Half-an-hour after they both stood on the beach of a strange, desolate land. Sunrise had just begun to throw ineffable hues over the mountain peaks just behind them. Once more they stared seaward and saw the Sea Foam fading away on the wine-dark seas, the sails fast disappearing like a grey bird, taking Ulysses, his remorseful mate and crew, and laughing Mango Pango, beyond the horizon, out of sight, far from their aching, watching eyes.
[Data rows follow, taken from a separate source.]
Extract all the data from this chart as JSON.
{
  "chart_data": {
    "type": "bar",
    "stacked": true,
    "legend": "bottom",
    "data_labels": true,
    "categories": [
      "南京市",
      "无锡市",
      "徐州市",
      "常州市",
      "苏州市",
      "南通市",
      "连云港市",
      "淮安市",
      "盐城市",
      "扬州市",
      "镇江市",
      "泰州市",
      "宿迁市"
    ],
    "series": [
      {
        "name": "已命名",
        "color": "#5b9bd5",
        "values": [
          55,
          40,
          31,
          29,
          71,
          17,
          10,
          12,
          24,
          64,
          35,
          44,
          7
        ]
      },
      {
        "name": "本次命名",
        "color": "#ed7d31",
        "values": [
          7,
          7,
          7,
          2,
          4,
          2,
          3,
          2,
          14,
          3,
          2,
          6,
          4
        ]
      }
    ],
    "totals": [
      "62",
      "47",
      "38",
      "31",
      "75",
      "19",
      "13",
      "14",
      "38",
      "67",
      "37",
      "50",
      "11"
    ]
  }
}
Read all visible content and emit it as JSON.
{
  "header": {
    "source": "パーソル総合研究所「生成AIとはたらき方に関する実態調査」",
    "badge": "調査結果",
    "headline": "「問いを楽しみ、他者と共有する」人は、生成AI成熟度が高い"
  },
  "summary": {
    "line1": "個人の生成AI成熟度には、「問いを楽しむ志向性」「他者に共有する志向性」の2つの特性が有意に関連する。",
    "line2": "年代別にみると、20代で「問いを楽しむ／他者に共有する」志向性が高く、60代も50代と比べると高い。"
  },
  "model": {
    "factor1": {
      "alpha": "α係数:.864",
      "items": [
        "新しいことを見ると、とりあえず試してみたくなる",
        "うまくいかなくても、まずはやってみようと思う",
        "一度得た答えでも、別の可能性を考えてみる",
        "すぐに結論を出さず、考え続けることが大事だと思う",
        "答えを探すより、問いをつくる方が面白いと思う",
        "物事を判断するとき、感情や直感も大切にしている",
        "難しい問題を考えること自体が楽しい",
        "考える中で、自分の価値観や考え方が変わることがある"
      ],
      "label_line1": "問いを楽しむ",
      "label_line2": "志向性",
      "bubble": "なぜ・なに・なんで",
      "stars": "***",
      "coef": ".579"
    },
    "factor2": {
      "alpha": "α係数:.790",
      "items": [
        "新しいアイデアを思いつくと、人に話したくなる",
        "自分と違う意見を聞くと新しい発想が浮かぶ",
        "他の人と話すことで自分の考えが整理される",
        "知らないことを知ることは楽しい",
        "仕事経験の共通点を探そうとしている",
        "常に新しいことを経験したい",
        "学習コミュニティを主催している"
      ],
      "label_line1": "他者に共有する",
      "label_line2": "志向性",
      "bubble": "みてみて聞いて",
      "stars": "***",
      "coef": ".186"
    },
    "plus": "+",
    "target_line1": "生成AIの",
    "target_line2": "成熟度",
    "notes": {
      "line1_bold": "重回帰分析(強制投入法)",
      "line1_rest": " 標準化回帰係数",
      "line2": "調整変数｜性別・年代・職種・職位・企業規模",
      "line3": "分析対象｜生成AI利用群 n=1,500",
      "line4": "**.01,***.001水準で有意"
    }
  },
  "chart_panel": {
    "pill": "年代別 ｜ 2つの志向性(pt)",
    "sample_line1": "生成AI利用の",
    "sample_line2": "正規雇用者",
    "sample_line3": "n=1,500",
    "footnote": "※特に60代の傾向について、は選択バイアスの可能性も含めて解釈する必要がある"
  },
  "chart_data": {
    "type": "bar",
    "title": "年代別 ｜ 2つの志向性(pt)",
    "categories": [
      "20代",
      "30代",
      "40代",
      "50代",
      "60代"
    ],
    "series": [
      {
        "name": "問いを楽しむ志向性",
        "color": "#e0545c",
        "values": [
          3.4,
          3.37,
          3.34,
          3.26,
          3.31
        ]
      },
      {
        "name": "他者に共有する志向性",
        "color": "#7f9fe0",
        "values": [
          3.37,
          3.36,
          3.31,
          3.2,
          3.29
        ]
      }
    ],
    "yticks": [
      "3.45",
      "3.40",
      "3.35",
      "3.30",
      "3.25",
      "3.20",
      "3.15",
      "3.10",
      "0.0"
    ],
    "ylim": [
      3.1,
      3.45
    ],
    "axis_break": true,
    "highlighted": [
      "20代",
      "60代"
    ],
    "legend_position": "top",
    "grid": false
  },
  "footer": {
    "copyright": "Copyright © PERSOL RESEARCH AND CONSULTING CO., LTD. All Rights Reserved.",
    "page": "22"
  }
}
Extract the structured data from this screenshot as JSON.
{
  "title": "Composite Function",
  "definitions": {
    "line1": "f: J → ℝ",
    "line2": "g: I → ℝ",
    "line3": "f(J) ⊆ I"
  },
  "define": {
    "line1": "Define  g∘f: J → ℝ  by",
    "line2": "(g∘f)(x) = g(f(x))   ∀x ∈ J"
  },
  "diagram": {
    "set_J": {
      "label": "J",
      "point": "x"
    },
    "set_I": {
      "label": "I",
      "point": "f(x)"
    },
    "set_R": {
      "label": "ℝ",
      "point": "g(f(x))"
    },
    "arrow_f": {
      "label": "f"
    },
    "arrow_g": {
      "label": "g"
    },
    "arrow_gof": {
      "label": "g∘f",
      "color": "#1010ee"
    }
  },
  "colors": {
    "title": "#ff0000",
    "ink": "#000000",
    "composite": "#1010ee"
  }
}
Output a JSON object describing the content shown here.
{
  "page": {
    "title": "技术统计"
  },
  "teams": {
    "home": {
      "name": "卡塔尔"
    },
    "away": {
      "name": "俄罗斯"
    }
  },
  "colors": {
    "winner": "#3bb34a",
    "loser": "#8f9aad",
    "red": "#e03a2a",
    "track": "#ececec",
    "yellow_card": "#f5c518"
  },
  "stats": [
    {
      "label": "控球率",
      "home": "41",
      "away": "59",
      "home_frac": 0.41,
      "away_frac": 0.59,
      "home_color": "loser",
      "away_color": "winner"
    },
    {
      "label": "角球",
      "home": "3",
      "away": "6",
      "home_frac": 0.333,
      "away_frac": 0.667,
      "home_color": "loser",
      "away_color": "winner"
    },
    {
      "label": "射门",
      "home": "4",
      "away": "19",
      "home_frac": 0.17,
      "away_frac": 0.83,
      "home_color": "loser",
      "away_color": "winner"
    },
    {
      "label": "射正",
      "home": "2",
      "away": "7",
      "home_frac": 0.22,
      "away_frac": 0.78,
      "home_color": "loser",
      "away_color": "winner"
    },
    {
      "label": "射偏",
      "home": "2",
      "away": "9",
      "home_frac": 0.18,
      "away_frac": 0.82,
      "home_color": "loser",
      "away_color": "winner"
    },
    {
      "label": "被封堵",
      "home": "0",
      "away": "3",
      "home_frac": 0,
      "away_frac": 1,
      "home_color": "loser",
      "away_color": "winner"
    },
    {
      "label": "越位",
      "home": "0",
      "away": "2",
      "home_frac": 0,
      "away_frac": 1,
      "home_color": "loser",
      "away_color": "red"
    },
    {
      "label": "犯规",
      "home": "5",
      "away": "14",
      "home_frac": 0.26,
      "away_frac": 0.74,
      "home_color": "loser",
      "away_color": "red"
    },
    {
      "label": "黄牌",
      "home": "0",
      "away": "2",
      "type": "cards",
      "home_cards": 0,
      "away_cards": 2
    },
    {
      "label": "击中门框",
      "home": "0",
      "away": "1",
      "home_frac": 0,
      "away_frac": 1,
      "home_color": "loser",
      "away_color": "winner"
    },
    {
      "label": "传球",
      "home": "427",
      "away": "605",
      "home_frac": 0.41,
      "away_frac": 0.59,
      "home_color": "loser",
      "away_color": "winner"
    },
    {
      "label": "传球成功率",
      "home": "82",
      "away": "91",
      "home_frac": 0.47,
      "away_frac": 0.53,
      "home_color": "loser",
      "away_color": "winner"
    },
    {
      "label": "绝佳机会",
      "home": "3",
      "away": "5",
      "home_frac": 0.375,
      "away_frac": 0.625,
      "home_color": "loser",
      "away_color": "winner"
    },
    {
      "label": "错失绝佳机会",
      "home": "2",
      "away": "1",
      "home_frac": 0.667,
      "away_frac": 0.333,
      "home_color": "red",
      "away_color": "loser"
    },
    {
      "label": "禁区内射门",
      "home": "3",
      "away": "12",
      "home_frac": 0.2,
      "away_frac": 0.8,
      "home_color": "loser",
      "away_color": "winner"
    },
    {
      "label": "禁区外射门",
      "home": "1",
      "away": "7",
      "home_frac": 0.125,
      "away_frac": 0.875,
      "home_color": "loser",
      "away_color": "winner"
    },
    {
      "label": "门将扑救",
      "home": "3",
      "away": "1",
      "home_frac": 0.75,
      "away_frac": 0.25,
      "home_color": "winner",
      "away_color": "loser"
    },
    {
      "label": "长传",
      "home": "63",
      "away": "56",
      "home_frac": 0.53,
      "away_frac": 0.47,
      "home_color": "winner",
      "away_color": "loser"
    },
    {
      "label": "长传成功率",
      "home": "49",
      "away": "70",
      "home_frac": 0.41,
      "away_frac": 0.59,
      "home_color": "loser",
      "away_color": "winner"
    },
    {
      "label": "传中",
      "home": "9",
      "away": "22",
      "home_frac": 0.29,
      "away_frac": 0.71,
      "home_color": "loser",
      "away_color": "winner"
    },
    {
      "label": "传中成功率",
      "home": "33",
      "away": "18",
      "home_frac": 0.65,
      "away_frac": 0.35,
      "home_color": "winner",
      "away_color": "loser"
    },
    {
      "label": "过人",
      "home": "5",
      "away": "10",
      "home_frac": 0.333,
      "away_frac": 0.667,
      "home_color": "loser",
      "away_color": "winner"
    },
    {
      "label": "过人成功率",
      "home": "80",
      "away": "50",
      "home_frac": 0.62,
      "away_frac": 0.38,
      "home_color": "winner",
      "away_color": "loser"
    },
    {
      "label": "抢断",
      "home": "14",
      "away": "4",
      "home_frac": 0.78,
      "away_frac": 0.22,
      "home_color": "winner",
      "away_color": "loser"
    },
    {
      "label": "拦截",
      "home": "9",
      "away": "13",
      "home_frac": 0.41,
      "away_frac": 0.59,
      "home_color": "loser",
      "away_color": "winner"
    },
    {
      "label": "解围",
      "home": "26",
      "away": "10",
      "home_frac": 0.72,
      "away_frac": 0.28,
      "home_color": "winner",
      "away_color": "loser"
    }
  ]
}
It was a wild god-forsaken spot where Hillary and Gabrielle found themselves stranded. They were miles away from A——, where a scanty population of white men, half-a-dozen in all, owned copra, coffee and sugar plantations. But though it was the wildest spot in the whole of New Guinea, the young apprentice preferred it to any other. Even the great loneliness, that seemed to come out of the wide, endless seas into which the Sea Foam had faded, was more welcome than his own thoughts.
“Come on, Gabrielle,” he said, as he sighed, and looked seaward. He thought how he was seeing the great world with a vengeance, reaping life’s full meed of romance and sorrow. He realised how one by one his old ideals had disappeared, receding into the past like frightened birds. But who can tell what thoughts haunted the young apprentice as the tropic sun blazed over the wild coast of New Guinea and as Gabrielle, exhausted, slept beneath the mountain trees.